Summer the Way You Wish It Was: Reading Gabe Durham’s Fun Camp

by Seth Sawyers

Is it OK to say that a book tickled me? I don’t normally read “weird” books. I read novels with plots, memoirs, short stories. This one, though, this weird little book, it won me over.

 

Reading Gabe Durham’s Fun Camp is like listening to your smartest, funniest, cleverist (and sometimes weirdest) friends talk about, on top of, around, behind, inside of a single subject: a week-long summer camp for kids in their early teens. What tickles is Durham’s love of language, the playfulness of it, his love of its ability to pierce, to tease, to confound. It’s a very funny book. Durham seems like he’s probably a very funny person.

 

What is Fun Camp? Ostensibly, it’s fiction, but not a novel, not short stories. Instead, it’s a sort of chorus of short chapters, some from counselors’ points of view, some from campers’, and at least one from the strangest camp cook you’ll ever come to know. The effect is of a lot of crickets all singing maybe not the same song, but certainly in the same key. There’s no real narrative, but in its place is a steady drip of these voices addressing the experience of camp from just about every angle. And every angle is at the same time stranger and better than you could imagine.

 

But it’s not weird for weird’s sake. Durham, in this first book (from the formerly based-in-Baltimore indie house Publishing Genius), imbues these little rhapsodies and camp instructions with moments, too, of knockout beauty and insight. In the chapter “Apology + Opportunity,” a counselor guides a young couple through its first brush with love. In it, Durham uses all of his tools: the love of the language, the slight creepiness of a counselor aiding two teens toward consummation, melancholy, and, in the end, a rush toward something that transcends. Also, it’s funny. Here’s the entire 205-word chapter:

 

Tommy, Janna, I’m going to stop you right there. Now when I say the feelings you’re describing are exceptional, I mean nuke the moon. Your account of the time spent between yesterday’s kickball game and this evening when I happened upon you in each other—all I can say is wow and God bless and cherish it because for some of us, this has never happened.
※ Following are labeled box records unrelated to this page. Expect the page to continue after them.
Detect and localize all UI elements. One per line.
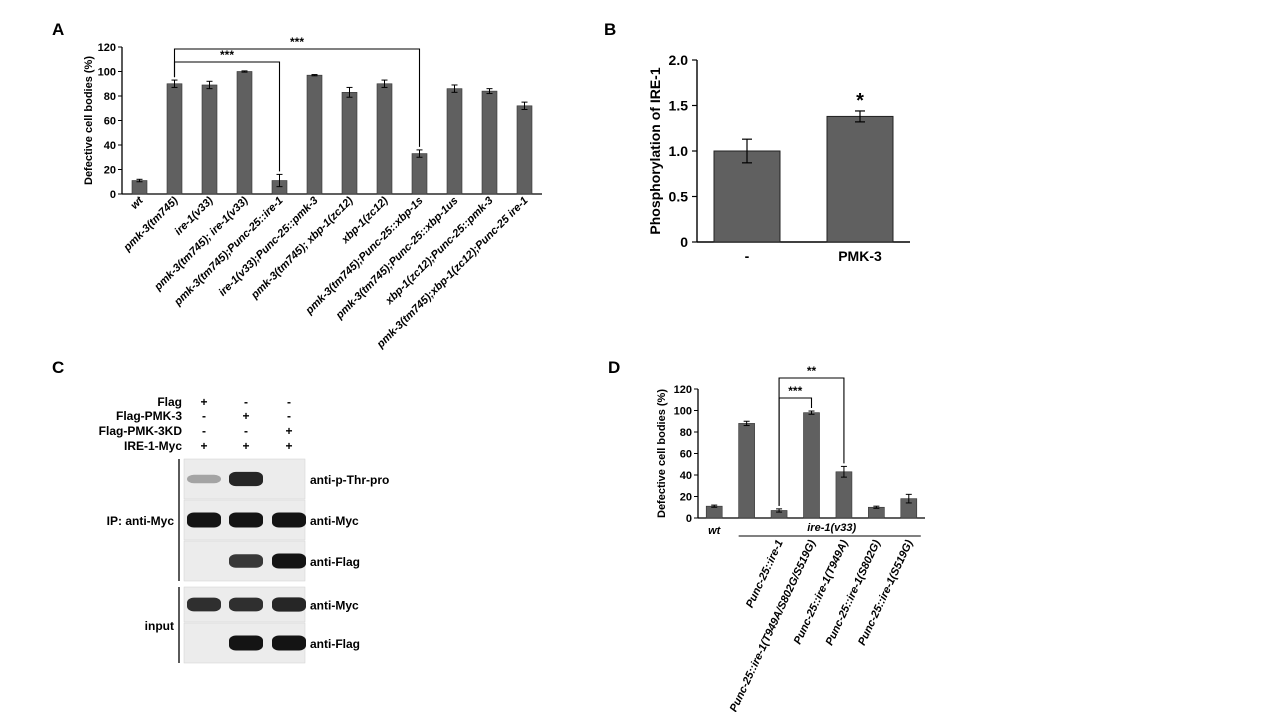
y-tick-label-a: 40 bbox=[104, 140, 116, 152]
blot-label: anti-Flag bbox=[310, 637, 360, 651]
bar-a bbox=[341, 92, 358, 195]
bar-d bbox=[803, 412, 820, 519]
y-tick-label-d: 0 bbox=[686, 513, 692, 525]
bar-b bbox=[713, 150, 781, 243]
y-tick-label-d: 20 bbox=[680, 492, 692, 504]
condition-mark: + bbox=[285, 424, 292, 438]
condition-mark: + bbox=[242, 439, 249, 453]
bar-a bbox=[236, 71, 253, 195]
y-tick-label-d: 60 bbox=[680, 449, 692, 461]
group-label-input: input bbox=[145, 619, 174, 633]
blot-band bbox=[272, 553, 306, 569]
y-tick-label-a: 120 bbox=[98, 42, 116, 54]
blot-label: anti-Myc bbox=[310, 599, 359, 613]
significance-label-d: ** bbox=[807, 364, 817, 378]
condition-mark: - bbox=[244, 395, 248, 409]
y-axis-label-a: Defective cell bodies (%) bbox=[83, 56, 95, 185]
condition-mark: + bbox=[200, 395, 207, 409]
bar-a bbox=[411, 153, 428, 195]
condition-mark: - bbox=[202, 409, 206, 423]
y-tick-label-a: 0 bbox=[110, 189, 116, 201]
blot-band bbox=[229, 597, 263, 612]
y-tick-label-d: 120 bbox=[674, 384, 692, 396]
condition-mark: + bbox=[242, 409, 249, 423]
group-label-ip: IP: anti-Myc bbox=[107, 514, 175, 528]
y-axis-label-d: Defective cell bodies (%) bbox=[656, 389, 668, 518]
significance-label-b: * bbox=[856, 90, 864, 112]
condition-label: Flag-PMK-3 bbox=[116, 409, 182, 423]
condition-mark: - bbox=[287, 395, 291, 409]
y-tick-label-d: 100 bbox=[674, 406, 692, 418]
y-tick-label-b: 2.0 bbox=[669, 52, 689, 68]
panel-letter-b: B bbox=[604, 20, 616, 39]
significance-bracket-a bbox=[173, 61, 281, 172]
bar-a bbox=[201, 84, 218, 195]
y-tick-label-b: 1.5 bbox=[669, 98, 689, 114]
category-label-d: wt bbox=[708, 525, 722, 537]
significance-label-d: *** bbox=[788, 384, 802, 398]
chart-b: 0 0.5 1.0 1.5 2.0 Phosphorylation of IRE-1 - PM… bbox=[647, 52, 910, 264]
blot-band bbox=[272, 635, 306, 651]
y-tick-label-a: 20 bbox=[104, 165, 116, 177]
blot-band bbox=[272, 512, 306, 528]
y-tick-label-a: 80 bbox=[104, 91, 116, 103]
group-label-d: ire-1(v33) bbox=[807, 522, 856, 534]
bar-a bbox=[516, 105, 533, 195]
blot-label: anti-Myc bbox=[310, 514, 359, 528]
y-tick-label-b: 0.5 bbox=[669, 189, 689, 205]
bar-a bbox=[131, 180, 148, 195]
blot-band bbox=[187, 512, 221, 528]
blot-band bbox=[272, 597, 306, 612]
panel-letter-d: D bbox=[608, 358, 620, 377]
bar-a bbox=[306, 74, 323, 195]
chart-d: 0 20 40 60 80 100 120 Defective cell bodies (%)… bbox=[656, 364, 925, 712]
condition-mark: - bbox=[202, 424, 206, 438]
significance-label-a: *** bbox=[290, 35, 304, 49]
blot-label: anti-p-Thr-pro bbox=[310, 473, 389, 487]
category-label-a: wt bbox=[128, 194, 146, 212]
western-blot-c: Flag + - -Flag-PMK-3- + -Flag-PMK-3KD - - +IRE-1… bbox=[99, 395, 389, 664]
significance-label-a: *** bbox=[220, 48, 234, 62]
condition-label: IRE-1-Myc bbox=[124, 439, 182, 453]
y-axis-label-b: Phosphorylation of IRE-1 bbox=[647, 67, 663, 234]
bar-d bbox=[738, 423, 755, 519]
condition-mark: + bbox=[200, 439, 207, 453]
panel-letter-c: C bbox=[52, 358, 64, 377]
category-label-b: - bbox=[745, 248, 750, 264]
panel-letter-a: A bbox=[52, 20, 64, 39]
bar-a bbox=[446, 88, 463, 195]
blot-band bbox=[229, 635, 263, 651]
condition-label: Flag bbox=[157, 395, 182, 409]
blot-band bbox=[229, 471, 263, 487]
y-tick-label-b: 0 bbox=[680, 234, 688, 250]
y-tick-label-a: 60 bbox=[104, 116, 116, 128]
significance-bracket-d bbox=[778, 377, 845, 506]
blot-band bbox=[187, 597, 221, 612]
y-tick-label-a: 100 bbox=[98, 67, 116, 79]
condition-mark: + bbox=[285, 439, 292, 453]
condition-mark: - bbox=[287, 409, 291, 423]
category-label-b: PMK-3 bbox=[838, 248, 882, 264]
condition-mark: - bbox=[244, 424, 248, 438]
bar-a bbox=[376, 83, 393, 195]
blot-band bbox=[229, 512, 263, 528]
condition-label: Flag-PMK-3KD bbox=[99, 424, 183, 438]
bar-a bbox=[481, 90, 498, 195]
bar-d bbox=[705, 505, 723, 519]
y-tick-label-b: 1.0 bbox=[669, 143, 689, 159]
significance-bracket-a bbox=[173, 48, 421, 147]
y-tick-label-d: 80 bbox=[680, 427, 692, 439]
blot-band bbox=[187, 474, 221, 484]
y-tick-label-d: 40 bbox=[680, 470, 692, 482]
bar-d bbox=[835, 471, 853, 519]
blot-band bbox=[229, 554, 263, 568]
bar-d bbox=[868, 506, 885, 519]
blot-label: anti-Flag bbox=[310, 555, 360, 569]
bar-a bbox=[166, 83, 183, 195]
bar-b bbox=[826, 115, 894, 243]
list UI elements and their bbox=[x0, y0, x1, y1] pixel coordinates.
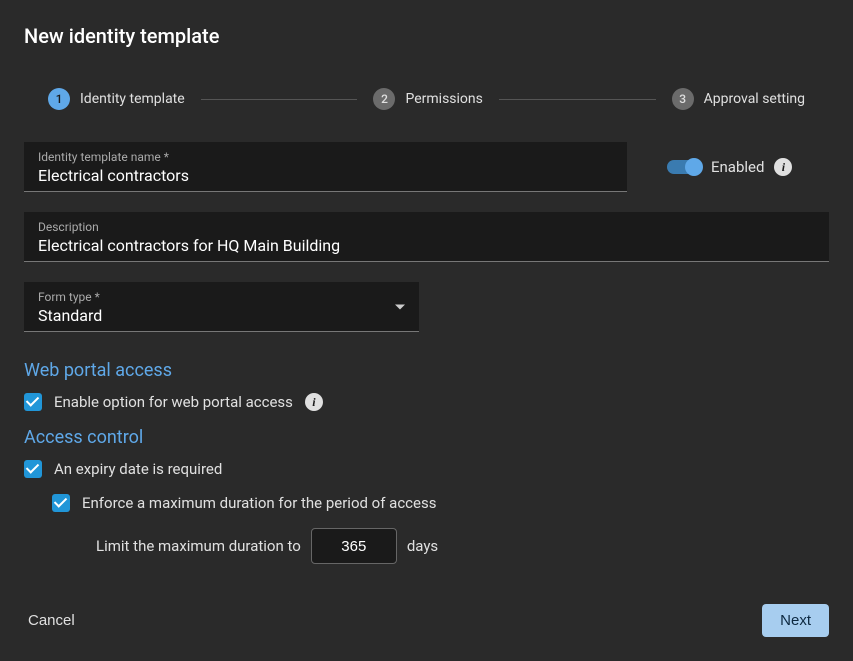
info-icon[interactable]: i bbox=[774, 158, 792, 176]
web-portal-option-label: Enable option for web portal access bbox=[54, 393, 293, 411]
dialog-footer: Cancel Next bbox=[24, 588, 829, 637]
info-icon[interactable]: i bbox=[305, 393, 323, 411]
web-portal-checkbox[interactable] bbox=[24, 393, 42, 411]
step-number: 3 bbox=[672, 88, 694, 110]
template-name-field[interactable]: Identity template name * bbox=[24, 142, 627, 192]
max-duration-input[interactable] bbox=[311, 528, 397, 564]
form-type-value: Standard bbox=[38, 306, 405, 325]
field-label: Identity template name * bbox=[38, 150, 613, 164]
step-number: 1 bbox=[48, 88, 70, 110]
enforce-max-duration-label: Enforce a maximum duration for the perio… bbox=[82, 494, 436, 512]
stepper: 1 Identity template 2 Permissions 3 Appr… bbox=[24, 88, 829, 110]
dialog-title: New identity template bbox=[24, 24, 829, 48]
template-name-input[interactable] bbox=[38, 166, 613, 185]
step-approval-setting[interactable]: 3 Approval setting bbox=[672, 88, 805, 110]
step-permissions[interactable]: 2 Permissions bbox=[373, 88, 482, 110]
step-identity-template[interactable]: 1 Identity template bbox=[48, 88, 185, 110]
expiry-required-row: An expiry date is required bbox=[24, 460, 829, 478]
access-control-heading: Access control bbox=[24, 427, 829, 448]
enabled-toggle-group: Enabled i bbox=[667, 158, 792, 176]
description-input[interactable] bbox=[38, 236, 815, 255]
step-label: Permissions bbox=[405, 91, 482, 107]
step-connector bbox=[499, 99, 656, 100]
expiry-required-checkbox[interactable] bbox=[24, 460, 42, 478]
max-duration-row: Limit the maximum duration to days bbox=[96, 528, 829, 564]
web-portal-heading: Web portal access bbox=[24, 360, 829, 381]
enforce-max-duration-checkbox[interactable] bbox=[52, 494, 70, 512]
cancel-button[interactable]: Cancel bbox=[24, 604, 79, 637]
description-field[interactable]: Description bbox=[24, 212, 829, 262]
field-label: Form type * bbox=[38, 290, 405, 304]
next-button[interactable]: Next bbox=[762, 604, 829, 637]
form-type-select[interactable]: Form type * Standard bbox=[24, 282, 419, 332]
toggle-knob bbox=[685, 158, 703, 176]
chevron-down-icon bbox=[395, 304, 405, 309]
web-portal-option-row: Enable option for web portal access i bbox=[24, 393, 829, 411]
step-label: Identity template bbox=[80, 91, 185, 107]
limit-suffix: days bbox=[407, 537, 438, 555]
step-connector bbox=[201, 99, 358, 100]
step-number: 2 bbox=[373, 88, 395, 110]
new-identity-template-dialog: New identity template 1 Identity templat… bbox=[0, 0, 853, 661]
enabled-label: Enabled bbox=[711, 158, 764, 176]
enabled-toggle[interactable] bbox=[667, 160, 701, 174]
step-label: Approval setting bbox=[704, 91, 805, 107]
limit-prefix: Limit the maximum duration to bbox=[96, 537, 301, 555]
enforce-max-duration-row: Enforce a maximum duration for the perio… bbox=[52, 494, 829, 512]
expiry-required-label: An expiry date is required bbox=[54, 460, 222, 478]
field-label: Description bbox=[38, 220, 815, 234]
Have I been in love? I would hesitate and then say yes. But there is love and there is the ineffable mountain you’re scaling. To review: you two share the same favorite show, favorite movie, favorite band, favorite song, you both run track, and you both find camp a little immature. What I need to secure from you now are two swears on this copy of Camp Bylaws for the Hearty and True that you won’t let my uninformed intrusion dampen your beginnings. There’s an expression for the look you two are giving each other: Married in our Hearts. And when such looks are exchanged between two consenters age fifteen and up, the Lord winks and turns away. So too shall I. What happens next is: I’m going for a forty-minute nature walk. You will find my cabin unlocked.

 

There’s a lot going on in this little book. There’s the stuff you’d expect from summer camp: bad food, smelly bodies, nerds, cool kids, slights, fierce first loves. But there’s more than that. There are riddles. There are Craigslist-style personal ads. There’s so much flat-out heart in here, a quality not seen enough in our more cynical literary fiction, if you ask me. There’s a chapter called “Remember to Breathe” that is among the warmest, most reassuring, optimistic passages in prose I’ve read in a while, and another, “Peaked at Fourteen,” that is among the saddest.

 

Durham, founder, editor, and publisher of Boss Fight Books, has published a new book, Bible Adventures, about an early-90s video game of the same name. I don’t know a thing about this video game, but I’m going to read the book.